John Hussman, Ph.D., the President of Hussman Investment Trust where he manages the Hussman Strategic Total Return Fund and the Hussman Strategic Growth Fund, describes the current market in the context of a bull market cycle in John Mauldin's Outside the Box on the Investors Insight web site. Excerpts below.
Link: InvestorsInsight : John Mauldin's Outside the Box
The current Market Climate in stocks is characterized by unfavorable valuations, but modestly favorable market action. Valuations are sufficiently high that we can already conclude that total returns on the S&P 500 over the coming 5-7 years will probably fall short of Treasury bill yields. The current bull market has already lasted beyond the historical norm, and though the S&P 500's percentage gains of the past several years haven't been spectacular from a historical perspective, this has been among the longest periods the market has ever gone without a 10% correction.
Temporary versus permanent returns
I've noted before that the "median" bull-bear market cycle is 4 years in duration (with a regularity that is typically attributed to the election cycle). Since there's some variation though, the average is closer to 5 years: about 3.75 years of advance, at roughly 28% annualized, and about 1.25 years of decline at roughly -28% annualized. While the individual variations are very wide, an "average" bull market return is 152%, followed by a decline of about -34%, for a total return of about 67% (roughly 10.7% annualized).
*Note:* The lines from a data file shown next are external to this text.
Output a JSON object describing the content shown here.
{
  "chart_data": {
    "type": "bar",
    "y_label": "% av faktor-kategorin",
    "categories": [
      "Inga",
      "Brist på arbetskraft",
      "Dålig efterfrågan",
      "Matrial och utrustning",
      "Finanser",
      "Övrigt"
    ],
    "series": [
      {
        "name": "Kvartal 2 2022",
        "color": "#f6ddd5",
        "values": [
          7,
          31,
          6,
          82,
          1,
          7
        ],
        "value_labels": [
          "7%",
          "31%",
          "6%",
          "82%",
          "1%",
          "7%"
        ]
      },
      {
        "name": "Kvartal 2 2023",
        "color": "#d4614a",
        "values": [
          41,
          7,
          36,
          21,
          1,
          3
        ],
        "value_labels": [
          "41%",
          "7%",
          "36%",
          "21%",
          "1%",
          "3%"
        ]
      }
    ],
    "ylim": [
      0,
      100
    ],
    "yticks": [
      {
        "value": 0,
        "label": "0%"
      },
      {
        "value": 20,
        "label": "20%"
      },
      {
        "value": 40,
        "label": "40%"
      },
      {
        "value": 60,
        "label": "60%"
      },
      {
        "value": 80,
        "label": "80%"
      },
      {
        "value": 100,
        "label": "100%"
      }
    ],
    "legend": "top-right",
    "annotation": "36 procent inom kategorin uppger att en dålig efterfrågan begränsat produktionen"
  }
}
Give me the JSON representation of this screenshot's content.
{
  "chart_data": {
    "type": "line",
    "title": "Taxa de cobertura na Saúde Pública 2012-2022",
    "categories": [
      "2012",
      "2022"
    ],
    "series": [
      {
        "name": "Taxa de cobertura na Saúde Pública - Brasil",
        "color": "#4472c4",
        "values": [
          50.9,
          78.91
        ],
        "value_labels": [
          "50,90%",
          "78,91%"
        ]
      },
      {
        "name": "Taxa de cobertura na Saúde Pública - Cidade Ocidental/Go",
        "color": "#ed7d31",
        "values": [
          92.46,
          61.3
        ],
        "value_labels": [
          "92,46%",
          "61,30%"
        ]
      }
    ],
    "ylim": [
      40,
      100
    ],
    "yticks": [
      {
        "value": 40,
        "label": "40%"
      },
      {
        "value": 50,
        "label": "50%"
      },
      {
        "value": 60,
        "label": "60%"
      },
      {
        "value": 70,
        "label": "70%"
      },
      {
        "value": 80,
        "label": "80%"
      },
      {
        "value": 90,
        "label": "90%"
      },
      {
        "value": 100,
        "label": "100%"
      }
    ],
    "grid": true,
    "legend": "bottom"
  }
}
It's important to notice what this implies. An average bear market ultimately turns a 152% bull market total return into a 67% total return over the full cycle. That is, less than half of a bull market's trough-to-peak gains are typically preserved when you measure from trough-to-trough. It's hard to emphasize this enough.Consider even the unusually long advance from December 1994 through September 2000. During that period, the S&P 500 achieved a total return of 277%. During the ensuing bear market decline (to the October 2002 low), the market lost about 46%, resulting in an overall total return of 104% for the complete 8-year period. Even if you take the whole span from 1990-2000 as a single bull market, the ensuing 2-year bear reduced the total return from a 536% total return to a 245% full-cycle return.
In short, bear markets typically nullify over half of the preceding bull market advance. This is helpful to remember as investors rush to chase the speculative tail of an already aged and overvalued bull run.Market Climate
As of last week [Oct 13, 2006], the Market Climate for stocks was characterized by unfavorable valuations and modestly favorable market action. The implications of this for the long, intermediate and short-term are reviewed below.
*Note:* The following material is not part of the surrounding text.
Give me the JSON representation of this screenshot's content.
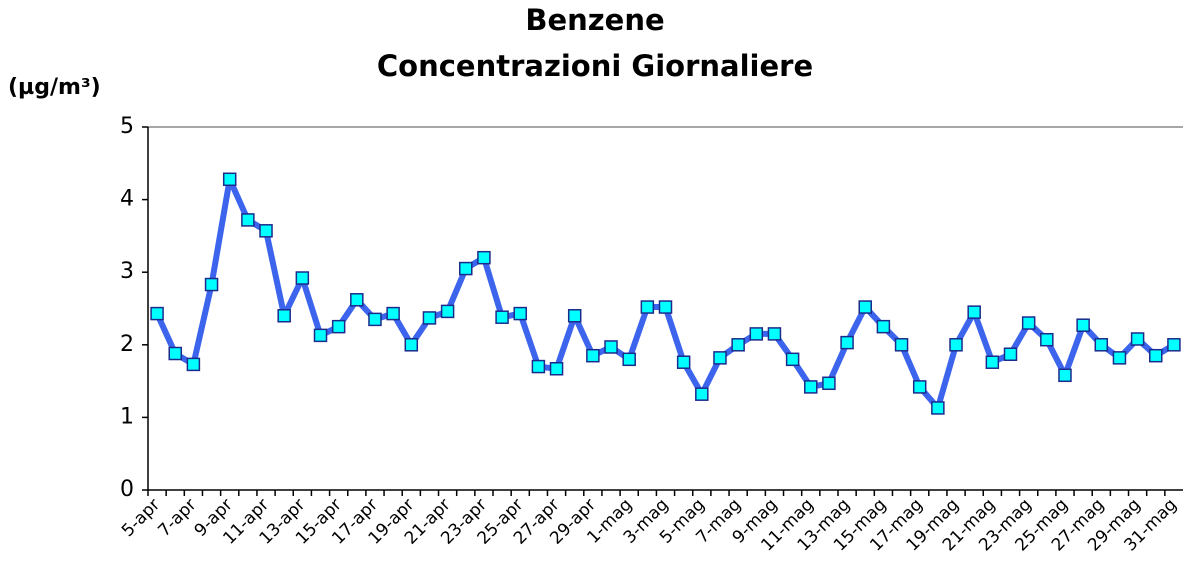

On a long-term basis, we know that rich valuations are closely associated with disappointing long-term returns. Investors can certainly get good results focusing on long-term valuations alone, but as I noted earlier, that can also be very frustrating because it can invite extended periods when the "value-only" approach lags the market. For this reason, we do accept a "speculative" exposure to market fluctuations if our measures of market action are sufficiently favorable.
Indeed, on an intermediate term basis, the current overvaluation is mitigated somewhat by a modestly favorable tone to market action. That's sufficient to warrant a small call option position to "soften" our fully hedged stance. If the market can pull back moderately without losing its favorable internals, I would expect to increase that call position to 1-2% of net assets.
On a short-term basis, despite the modestly favorable tone of market action, the status of the market at the moment can be classified as "overvalued, overbought, and overbullish." The S&P 500 currently trades at 18.3 times record earnings (on record profit margins), stocks are clearly overbought on the basis of a variety of technical measures, and advisory bulls exceed 50%. Historically, this set of conditions has been associated with short-term market losses, on average, even when our broader measures of market action have been favorable.